Publication

Publication is making code/data available to the broader community, often through formal dissemination channels such as data repositories, journal articles, or public databases. Publication ensures that data is discoverable and can be accessed by other researchers, stakeholders, or the public. Documentation and metadata are included to facilitate understanding and reuse. Publication may also involve adherence to specific standards and best practices to enhance the visibility and impact of the data.

While RFF does not mandate the publication of code and data, it is highly encouraged.

Increasingly, journals require code and data to be submitted along with the article. In addition, many funders and stakeholders value open source software and data availability. Planning for this in the early stages of a project facilitates reproducibility, access, and the ability of others to use and cite your work.

1 Licensing

A well-chosen license clarifies permissions, prevents misunderstandings, and encourages responsible use. The next section provides guidance on selecting and attaching appropriate licenses to ensure your data and code remain accessible and properly credited.

Note

Data and code products are licensed separately from RFF publication products. All work on the RFF.org and Resources.org websites (working papers, reports, issue briefs, explainers, Common Resources blog posts, Resources magazine articles, Resources Radio podcast episodes, graphs, charts, photographs, audio, and video) are listed under the Deed - Attribution-NonCommercial-NoDerivatives 4.0 International - Creative Commons license. This Creative Commons license is not suitable for either software or data.

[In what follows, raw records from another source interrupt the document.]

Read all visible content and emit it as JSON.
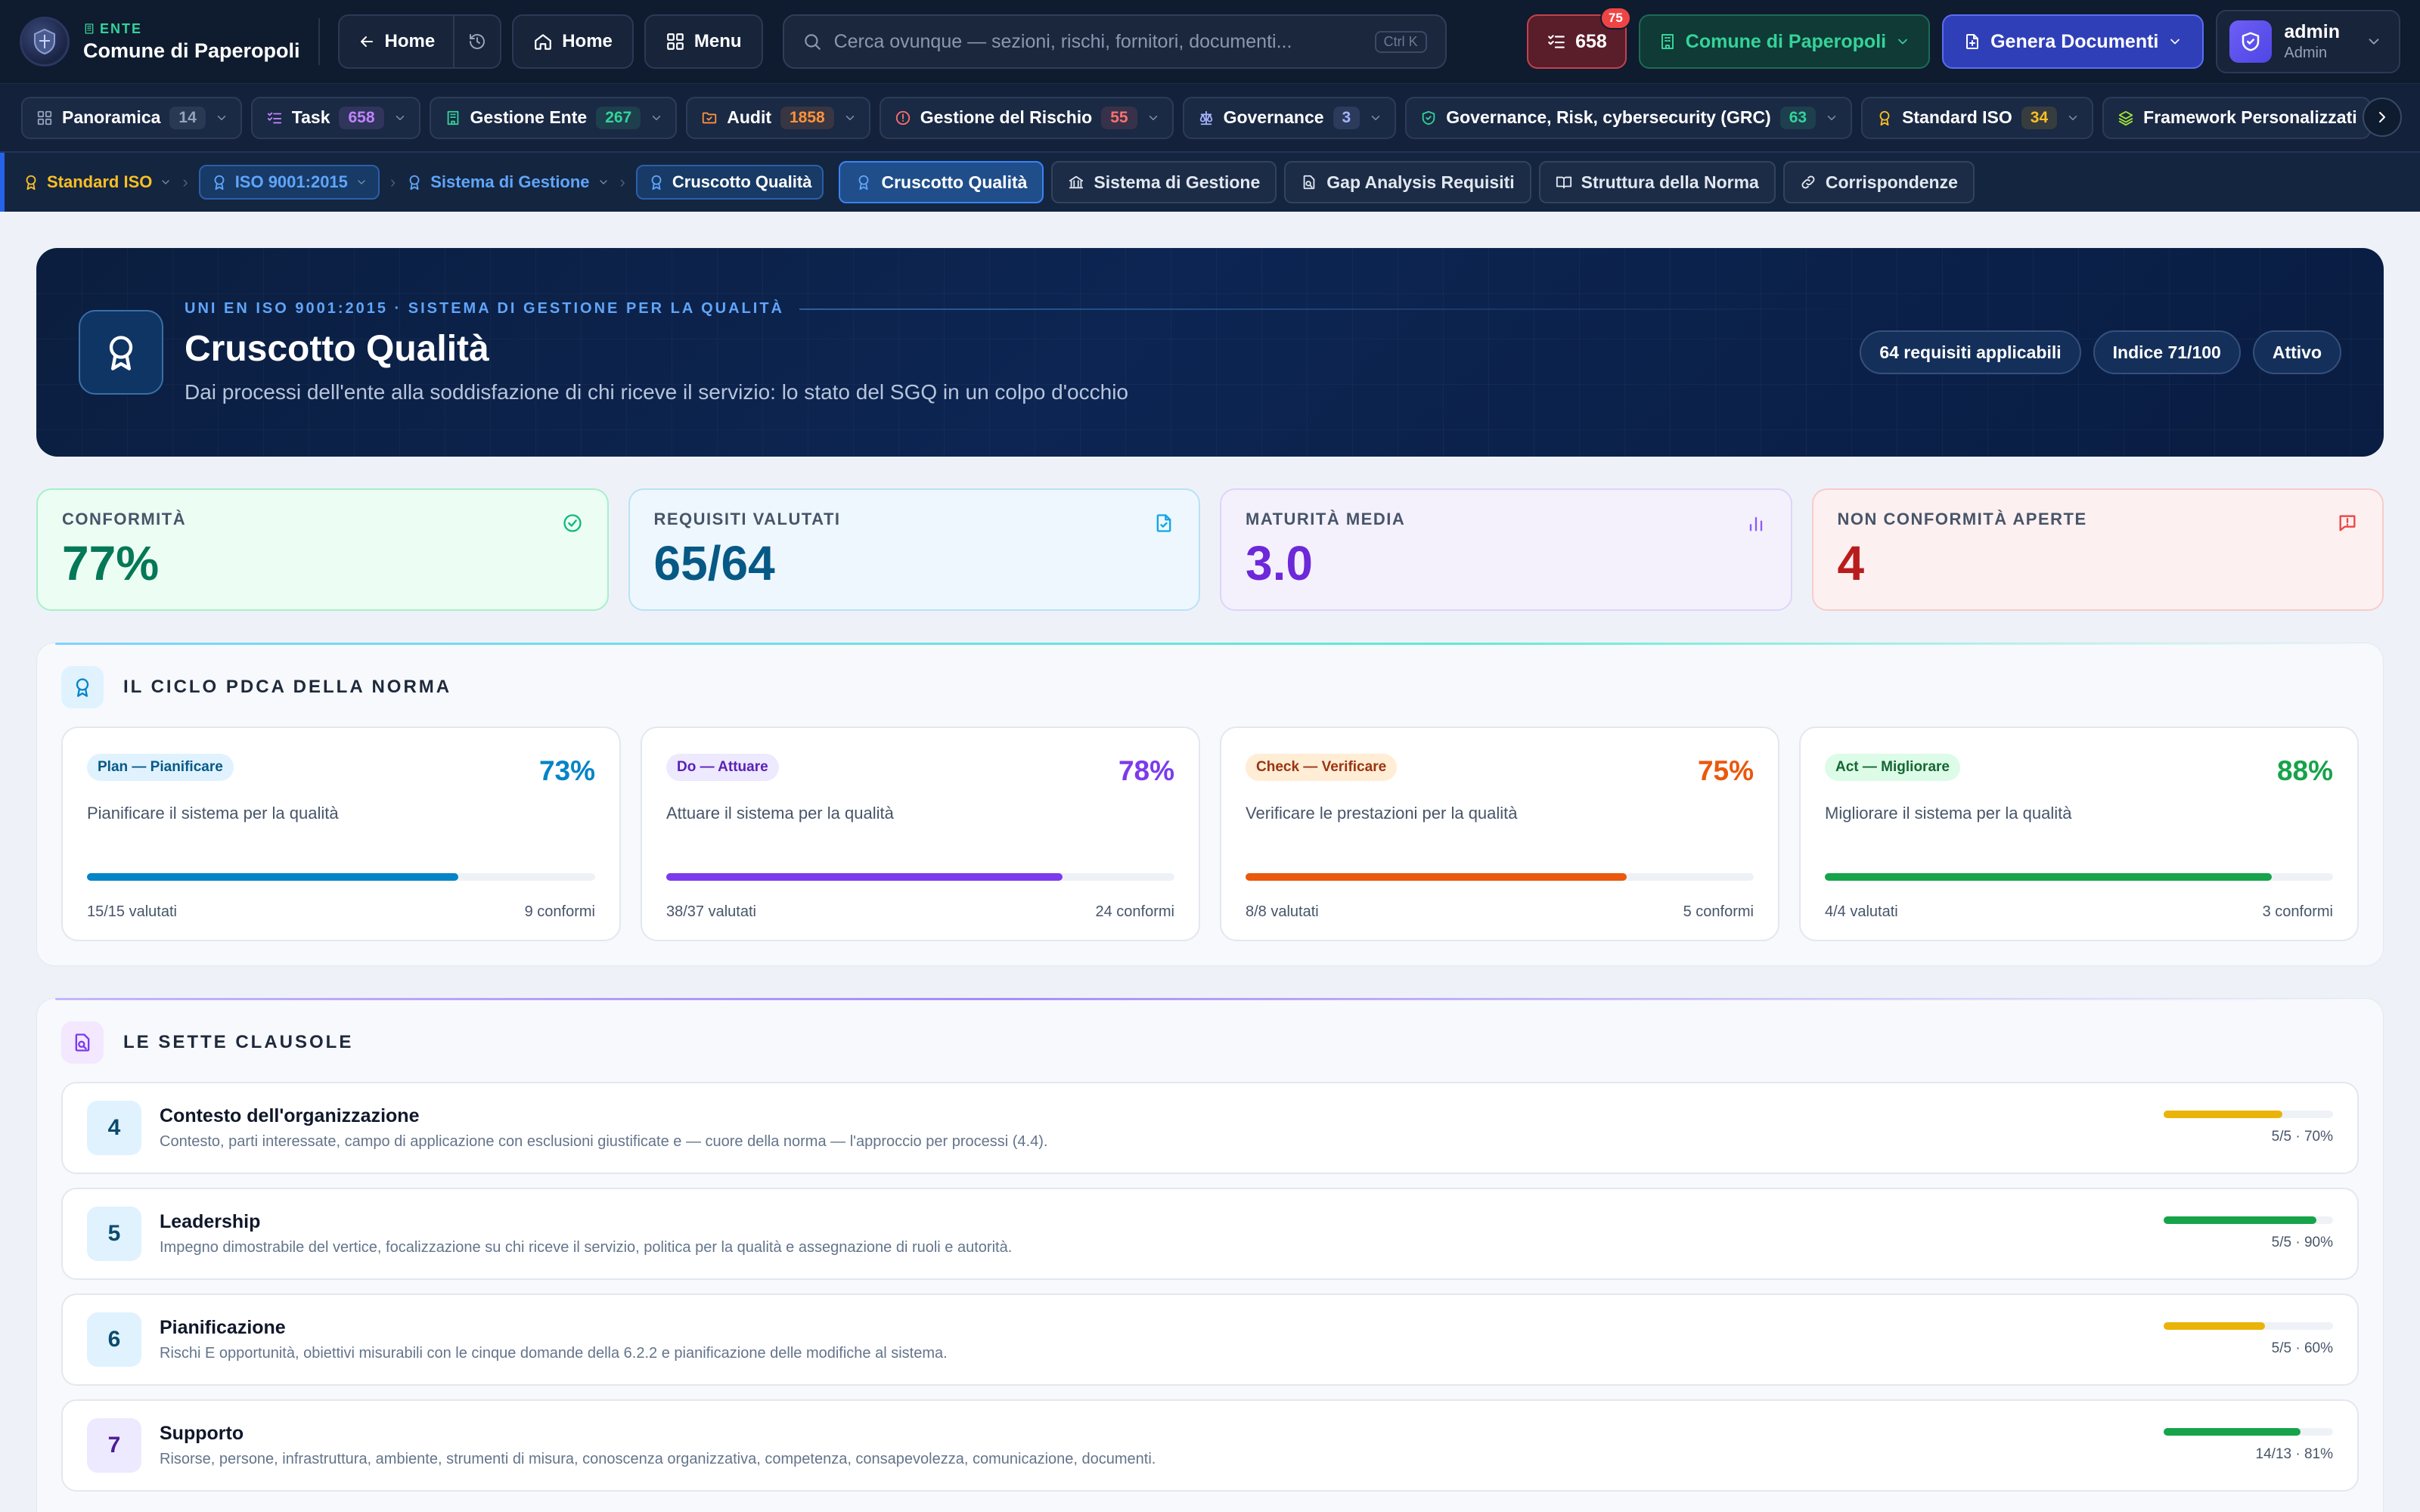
{
  "topbar": {
    "ente_tag": "ENTE",
    "ente_name": "Comune di Paperopoli",
    "back_home": "Home",
    "home": "Home",
    "menu": "Menu",
    "search_placeholder": "Cerca ovunque — sezioni, rischi, fornitori, documenti...",
    "search_shortcut": "Ctrl K",
    "tasks_count": "658",
    "tasks_badge": "75",
    "org": "Comune di Paperopoli",
    "generate": "Genera Documenti",
    "user_name": "admin",
    "user_role": "Admin"
  },
  "modules": [
    {
      "label": "Panoramica",
      "count": "14",
      "icon": "grid-icon",
      "color": "#94a3b8"
    },
    {
      "label": "Task",
      "count": "658",
      "icon": "checklist-icon",
      "color": "#c084fc"
    },
    {
      "label": "Gestione Ente",
      "count": "267",
      "icon": "building-icon",
      "color": "#34d399"
    },
    {
      "label": "Audit",
      "count": "1858",
      "icon": "folder-icon",
      "color": "#fb923c"
    },
    {
      "label": "Gestione del Rischio",
      "count": "55",
      "icon": "alert-icon",
      "color": "#f87171"
    },
    {
      "label": "Governance",
      "count": "3",
      "icon": "scale-icon",
      "color": "#a5b4fc"
    },
    {
      "label": "Governance, Risk, cybersecurity (GRC)",
      "count": "63",
      "icon": "shield-icon",
      "color": "#34d399"
    },
    {
      "label": "Standard ISO",
      "count": "34",
      "icon": "award-icon",
      "color": "#fbbf24"
    },
    {
      "label": "Framework Personalizzati",
      "count": "",
      "icon": "layers-icon",
      "color": "#a3e635"
    }
  ],
  "breadcrumb": {
    "items": [
      "Standard ISO",
      "ISO 9001:2015",
      "Sistema di Gestione",
      "Cruscotto Qualità"
    ],
    "tabs": [
      "Cruscotto Qualità",
      "Sistema di Gestione",
      "Gap Analysis Requisiti",
      "Struttura della Norma",
      "Corrispondenze"
    ]
  },
  "hero": {
    "eyebrow": "UNI EN ISO 9001:2015 · SISTEMA DI GESTIONE PER LA QUALITÀ",
    "title": "Cruscotto Qualità",
    "subtitle": "Dai processi dell'ente alla soddisfazione di chi riceve il servizio: lo stato del SGQ in un colpo d'occhio",
    "pills": [
      "64 requisiti applicabili",
      "Indice 71/100",
      "Attivo"
    ]
  },
  "kpis": [
    {
      "label": "CONFORMITÀ",
      "value": "77%",
      "icon": "check-circle-icon",
      "color": "#047857"
    },
    {
      "label": "REQUISITI VALUTATI",
      "value": "65/64",
      "icon": "file-check-icon",
      "color": "#075985"
    },
    {
      "label": "MATURITÀ MEDIA",
      "value": "3.0",
      "icon": "bar-chart-icon",
      "color": "#6d28d9"
    },
    {
      "label": "NON CONFORMITÀ APERTE",
      "value": "4",
      "icon": "message-alert-icon",
      "color": "#b91c1c"
    }
  ],
  "pdca": {
    "title": "IL CICLO PDCA DELLA NORMA",
    "cards": [
      {
        "tag": "Plan — Pianificare",
        "pct": "73%",
        "progress": 0.73,
        "desc": "Pianificare il sistema per la qualità",
        "evaluated": "15/15 valutati",
        "conform": "9 conformi",
        "color": "#0284c7"
      },
      {
        "tag": "Do — Attuare",
        "pct": "78%",
        "progress": 0.78,
        "desc": "Attuare il sistema per la qualità",
        "evaluated": "38/37 valutati",
        "conform": "24 conformi",
        "color": "#7c3aed"
      },
      {
        "tag": "Check — Verificare",
        "pct": "75%",
        "progress": 0.75,
        "desc": "Verificare le prestazioni per la qualità",
        "evaluated": "8/8 valutati",
        "conform": "5 conformi",
        "color": "#ea580c"
      },
      {
        "tag": "Act — Migliorare",
        "pct": "88%",
        "progress": 0.88,
        "desc": "Migliorare il sistema per la qualità",
        "evaluated": "4/4 valutati",
        "conform": "3 conformi",
        "color": "#16a34a"
      }
    ]
  },
  "clauses": {
    "title": "LE SETTE CLAUSOLE",
    "items": [
      {
        "num": "4",
        "title": "Contesto dell'organizzazione",
        "desc": "Contesto, parti interessate, campo di applicazione con esclusioni giustificate e — cuore della norma — l'approccio per processi (4.4).",
        "stat": "5/5 · 70%",
        "progress": 0.7,
        "color": "#eab308"
      },
      {
        "num": "5",
        "title": "Leadership",
        "desc": "Impegno dimostrabile del vertice, focalizzazione su chi riceve il servizio, politica per la qualità e assegnazione di ruoli e autorità.",
        "stat": "5/5 · 90%",
        "progress": 0.9,
        "color": "#16a34a"
      },
      {
        "num": "6",
        "title": "Pianificazione",
        "desc": "Rischi E opportunità, obiettivi misurabili con le cinque domande della 6.2.2 e pianificazione delle modifiche al sistema.",
        "stat": "5/5 · 60%",
        "progress": 0.6,
        "color": "#eab308"
      },
      {
        "num": "7",
        "title": "Supporto",
        "desc": "Risorse, persone, infrastruttura, ambiente, strumenti di misura, conoscenza organizzativa, competenza, consapevolezza, comunicazione, documenti.",
        "stat": "14/13 · 81%",
        "progress": 0.81,
        "color": "#16a34a"
      }
    ]
  }
}
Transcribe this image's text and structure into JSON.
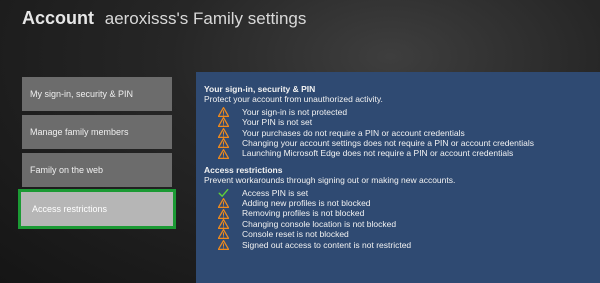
{
  "header": {
    "title_strong": "Account",
    "title_rest": "aeroxisss's Family settings"
  },
  "sidebar": {
    "items": [
      {
        "label": "My sign-in, security & PIN"
      },
      {
        "label": "Manage family members"
      },
      {
        "label": "Family on the web"
      },
      {
        "label": "Access restrictions"
      }
    ]
  },
  "panel": {
    "section1": {
      "title": "Your sign-in, security & PIN",
      "subtitle": "Protect your account from unauthorized activity.",
      "items": [
        {
          "icon": "warning-icon",
          "text": "Your sign-in is not protected"
        },
        {
          "icon": "warning-icon",
          "text": "Your PIN is not set"
        },
        {
          "icon": "warning-icon",
          "text": "Your purchases do not require a PIN or account credentials"
        },
        {
          "icon": "warning-icon",
          "text": "Changing your account settings does not require a PIN or account credentials"
        },
        {
          "icon": "warning-icon",
          "text": "Launching Microsoft Edge does not require a PIN or account credentials"
        }
      ]
    },
    "section2": {
      "title": "Access restrictions",
      "subtitle": "Prevent workarounds through signing out or making new accounts.",
      "items": [
        {
          "icon": "checkmark-icon",
          "text": "Access PIN is set"
        },
        {
          "icon": "warning-icon",
          "text": "Adding new profiles is not blocked"
        },
        {
          "icon": "warning-icon",
          "text": "Removing profiles is not blocked"
        },
        {
          "icon": "warning-icon",
          "text": "Changing console location is not blocked"
        },
        {
          "icon": "warning-icon",
          "text": "Console reset is not blocked"
        },
        {
          "icon": "warning-icon",
          "text": "Signed out access to content is not restricted"
        }
      ]
    }
  },
  "colors": {
    "panel_bg": "#2f4a72",
    "warning": "#f08a1c",
    "check": "#5fcf3a",
    "selection_border": "#1b9a34"
  }
}
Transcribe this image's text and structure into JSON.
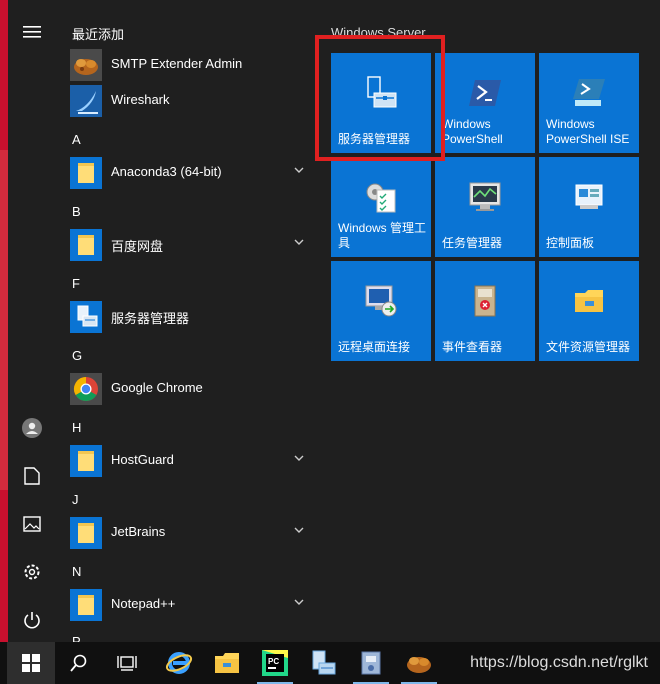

1.1 Verify Data and Code Rights and Ownership

Before proceeding with choosing licenses, confirm that your team owns IP rights to the work produced and has full discretion over licensing the project’s data and code—without restrictions from funders, institutional policies, or legal/data agreements.

In some cases the research team may have joint IP ownership with partners or funders. In this case, licensing options must be agreed upon by both parties.

1.2 Choose Appropriate Licenses

Common Licenses

For software and data, there are three main license suites common in the academic space: MIT, GNU GPL, and ODC. MIT and GNU GPL are separate software licenses, while ODC has two commonly-used data licenses. All four are described below.

Software licenses

MIT: The more permissive and flexible. Users, including commercial entities, can view, use, modify, and distribute the work freely. Allows for commercial use and enclosure. Attribution is required.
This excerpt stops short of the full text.